National Manufacturing Survey Finds Economic Optomism (madison.com)

A new national survey of manufacturing executives found that most believe the U.S. economy would improve over the next six months, even as nearly half expected their own firms’ performance to decline.

Overall, the survey found medium and large manufacturers were much more optimistic than small ones, which disproportionately made up the 12 percent of survey respondents who said their firm was in danger of failing. A majority of all executives cited customer demand as the top challenge to growth, followed by access to credit over the next 12 months.

In other results:

• Seventy percent of manufacturers said they planned to maintain staffing levels.

• A majority expected to cut costs over the next 12 months, including operational (80 percent), supplier (65 percent) and labor (51 percent), while 66 percent planned to look for tax advantages and 65 percent planned to increase the diversity of their product or customer base.
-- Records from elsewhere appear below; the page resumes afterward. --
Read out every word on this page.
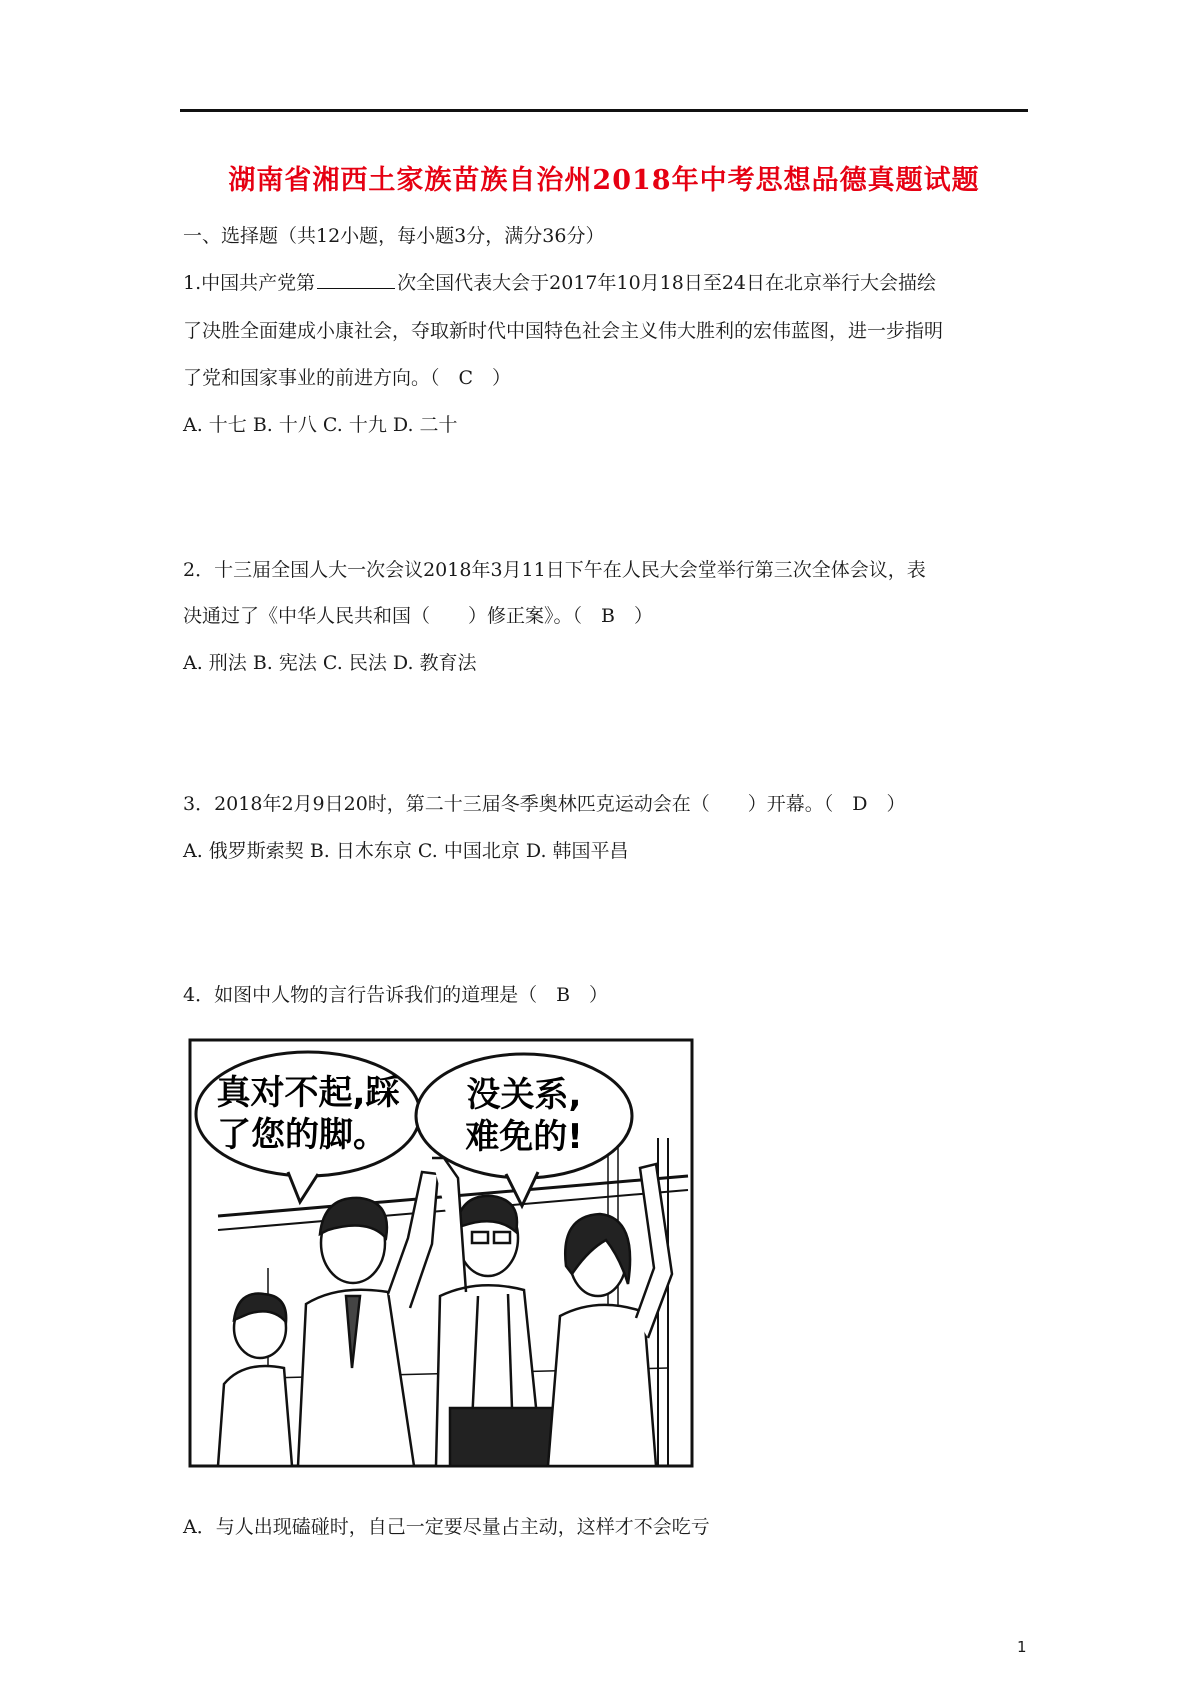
湖南省湘西土家族苗族自治州2018年中考思想品德真题试题
一、选择题（共12小题，每小题3分，满分36分）
1.中国共产党第	次全国代表大会于2017年10月18日至24日在北京举行大会描绘
了决胜全面建成小康社会，夺取新时代中国特色社会主义伟大胜利的宏伟蓝图，进一步指明
了党和国家事业的前进方向。（　C　）
A. 十七 B. 十八 C. 十九 D. 二十
2．十三届全国人大一次会议2018年3月11日下午在人民大会堂举行第三次全体会议，表
决通过了《中华人民共和国（　　）修正案》。（　B　）
A. 刑法 B. 宪法 C. 民法 D. 教育法
3．2018年2月9日20时，第二十三届冬季奥林匹克运动会在（　　）开幕。（　D　）
A. 俄罗斯索契 B. 日木东京 C. 中国北京 D. 韩国平昌
4．如图中人物的言行告诉我们的道理是（　B　）
真对不起,踩
了您的脚。
没关系,
难免的!
A．与人出现磕碰时，自己一定要尽量占主动，这样才不会吃亏
1
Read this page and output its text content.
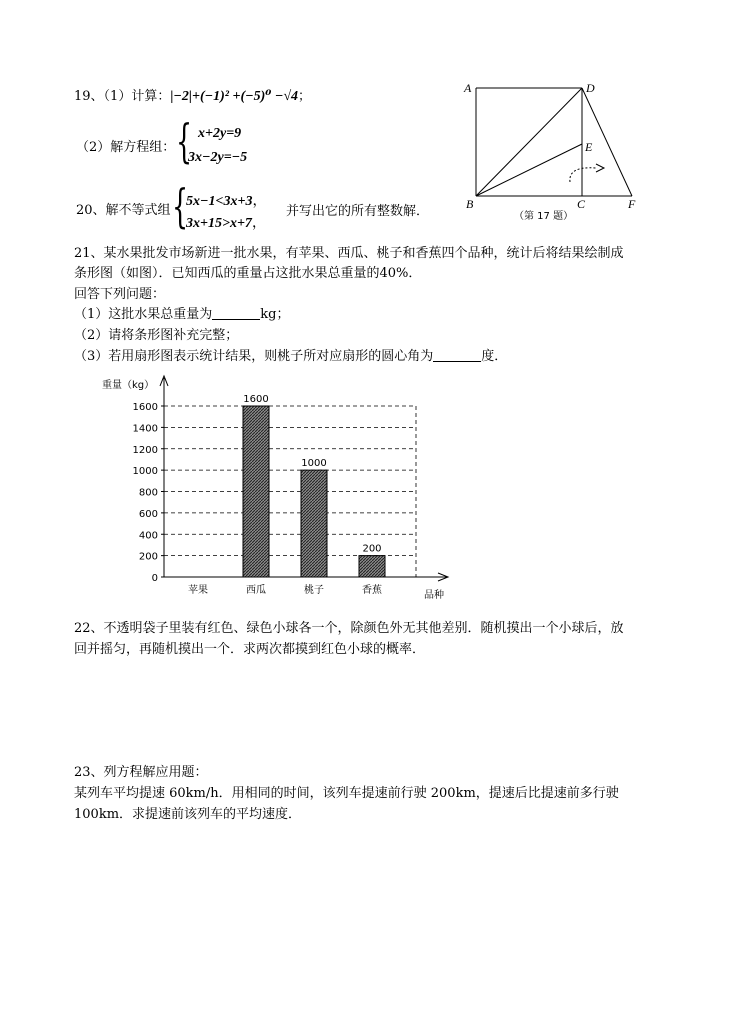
19、（1）计算：|−2|+(−1)² +(−5)⁰ −√4；
（2）解方程组： { x+2y=9
3x−2y=−5
20、解不等式组 {
5x−1<3x+3，
3x+15>x+7，
并写出它的所有整数解．
A	D
E
B	C	F
（第 17 题）
21、某水果批发市场新进一批水果，有苹果、西瓜、桃子和香蕉四个品种，统计后将结果绘制成
条形图（如图）．已知西瓜的重量占这批水果总重量的40%．
回答下列问题：
（1）这批水果总重量为	kg；
（2）请将条形图补充完整；
（3）若用扇形图表示统计结果，则桃子所对应扇形的圆心角为	度．
重量（kg）
品种
0
200
400
600
800
1000
1200
1400
1600
苹果
1600
西瓜
1000
桃子
200
香蕉
22、不透明袋子里装有红色、绿色小球各一个，除颜色外无其他差别．随机摸出一个小球后，放
回并摇匀，再随机摸出一个．求两次都摸到红色小球的概率．
23、列方程解应用题：
某列车平均提速 60km/h．用相同的时间，该列车提速前行驶 200km，提速后比提速前多行驶
100km．求提速前该列车的平均速度．
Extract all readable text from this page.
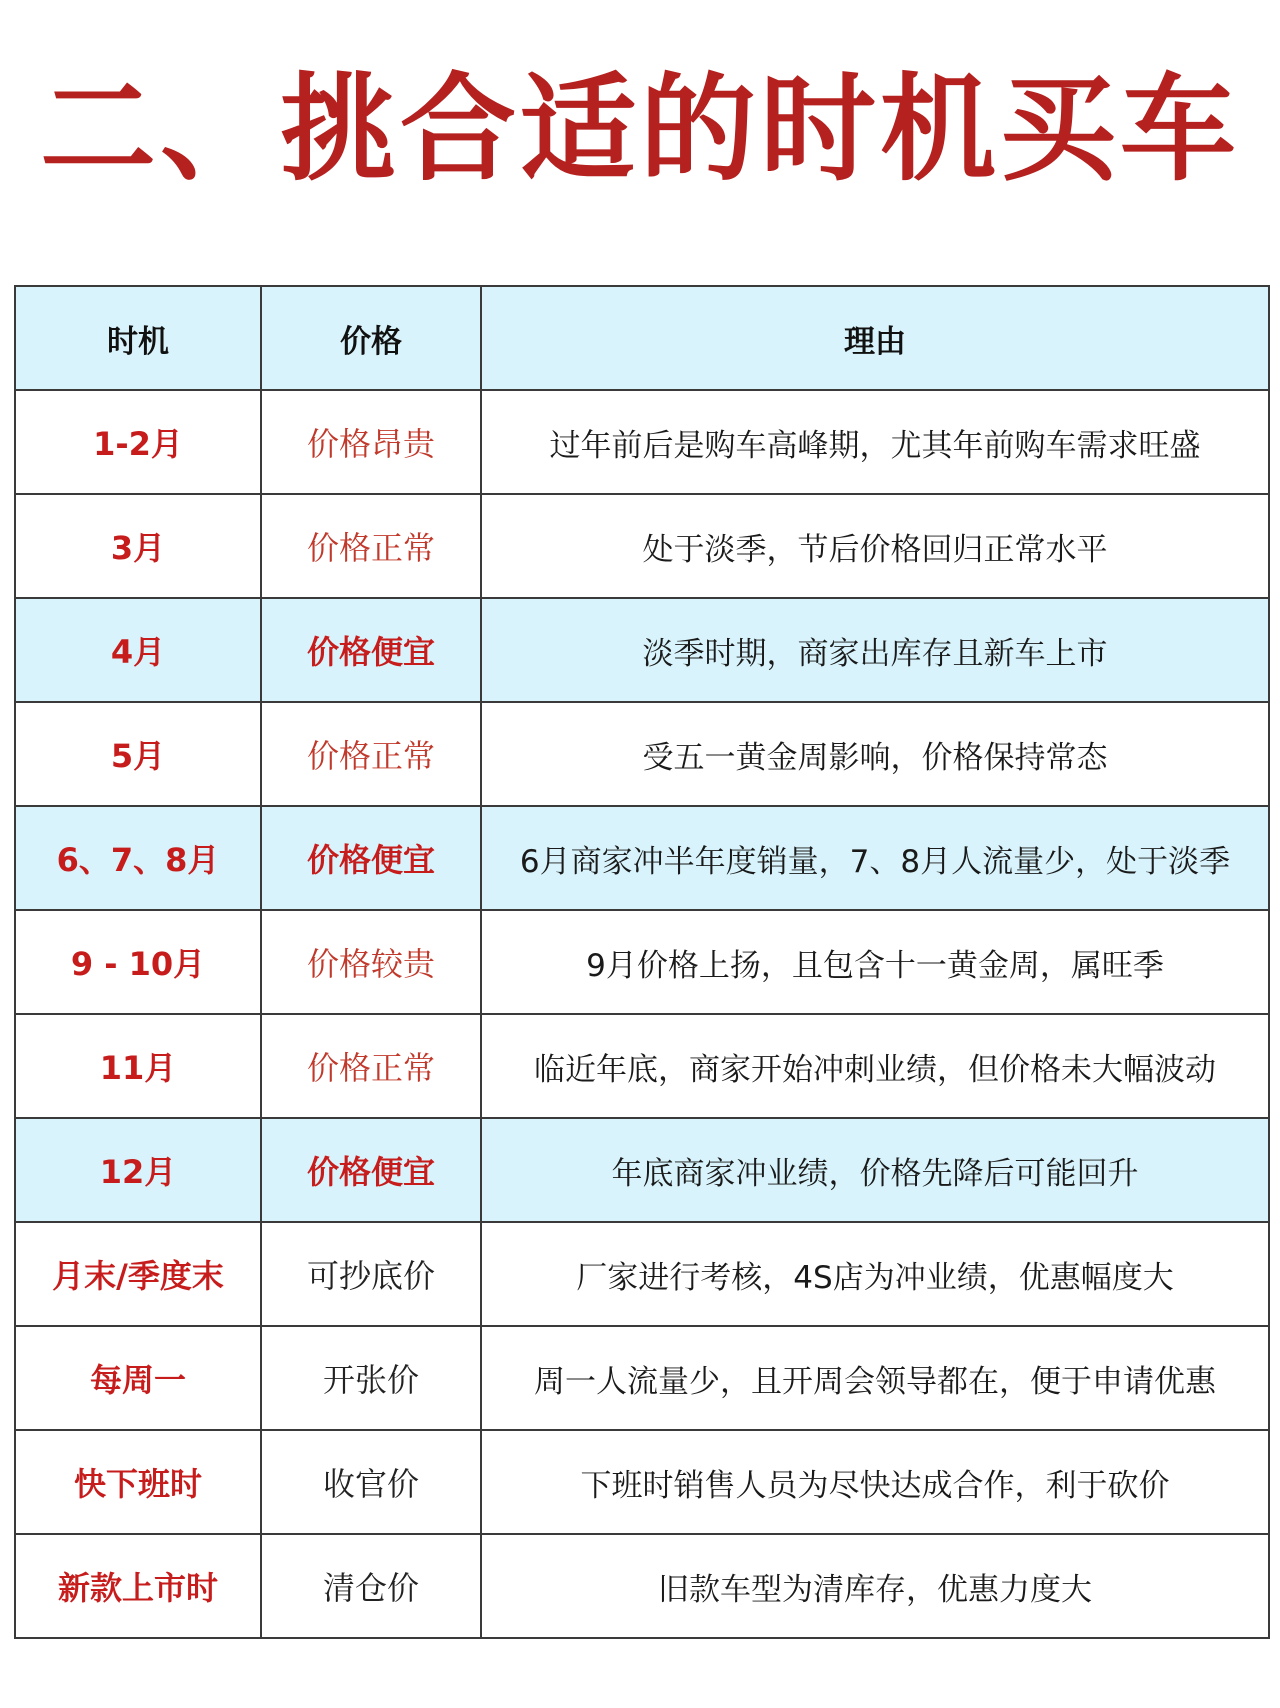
二、挑合适的时机买车
时机	价格	理由
1-2月	价格昂贵	过年前后是购车高峰期，尤其年前购车需求旺盛
3月	价格正常	处于淡季，节后价格回归正常水平
4月	价格便宜	淡季时期，商家出库存且新车上市
5月	价格正常	受五一黄金周影响，价格保持常态
6、7、8月	价格便宜	6月商家冲半年度销量，7、8月人流量少，处于淡季
9 - 10月	价格较贵	9月价格上扬，且包含十一黄金周，属旺季
11月	价格正常	临近年底，商家开始冲刺业绩，但价格未大幅波动
12月	价格便宜	年底商家冲业绩，价格先降后可能回升
月末/季度末	可抄底价	厂家进行考核，4S店为冲业绩，优惠幅度大
每周一	开张价	周一人流量少，且开周会领导都在，便于申请优惠
快下班时	收官价	下班时销售人员为尽快达成合作，利于砍价
新款上市时	清仓价	旧款车型为清库存，优惠力度大
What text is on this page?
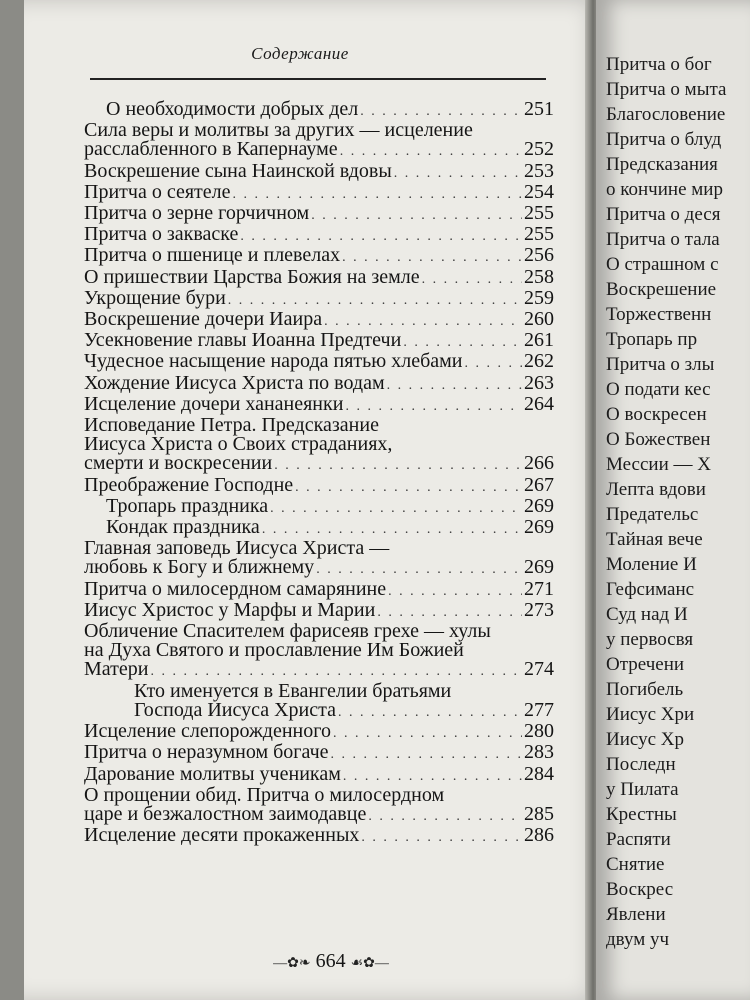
Содержание
О необходимости добрых дел . . .	251
Сила веры и молитвы за других — исцеление
расслабленного в Капернауме . . .	252
Воскрешение сына Наинской вдовы . . .	253
Притча о сеятеле . . .	254
Притча о зерне горчичном . . .	255
Притча о закваске . . .	255
Притча о пшенице и плевелах . . .	256
О пришествии Царства Божия на земле . . .	258
Укрощение бури . . .	259
Воскрешение дочери Иаира . . .	260
Усекновение главы Иоанна Предтечи . . .	261
Чудесное насыщение народа пятью хлебами . . .	262
Хождение Иисуса Христа по водам . . .	263
Исцеление дочери хананеянки . . .	264
Исповедание Петра. Предсказание
Иисуса Христа о Своих страданиях,
смерти и воскресении . . .	266
Преображение Господне . . .	267
Тропарь праздника . . .	269
Кондак праздника . . .	269
Главная заповедь Иисуса Христа —
любовь к Богу и ближнему . . .	269
Притча о милосердном самарянине . . .	271
Иисус Христос у Марфы и Марии . . .	273
Обличение Спасителем фарисеяв грехе — хулы
на Духа Святого и прославление Им Божией
Матери . . .	274
Кто именуется в Евангелии братьями
Господа Иисуса Христа . . .	277
Исцеление слепорожденного . . .	280
Притча о неразумном богаче . . .	283
Дарование молитвы ученикам . . .	284
О прощении обид. Притча о милосердном
царе и безжалостном заимодавце . . .	285
Исцеление десяти прокаженных . . .	286
—✿❧ 664 ☙✿—
Притча о бог
Притча о мыта
Благословение
Притча о блуд
Предсказания
о кончине мир
Притча о деся
Притча о тала
О страшном с
Воскрешение
Торжественн
Тропарь пр
Притча о злы
О подати кес
О воскресен
О Божествен
Мессии — Х
Лепта вдови
Предательс
Тайная вече
Моление И
Гефсиманс
Суд над И
у первосвя
Отречени
Погибель
Иисус Хри
Иисус Хр
Последн
у Пилата
Крестны
Распяти
Снятие
Воскрес
Явлени
двум уч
• Despite cost pressures, many were still investing in their companies, including 51 percent for quality improvement systems, 48 percent for research and development and 40 percent for capital improvements. Only 36 percent and 31 percent were investing in skills training and green programs, respectively.

The June telephone survey of 300 executives by KRC Research for accounting and consulting firm Baker Tilly Virchow Krause also found that views reported by Midwest executives aligned closely with national results. The survey had a margin of error of 5.7 percentage points.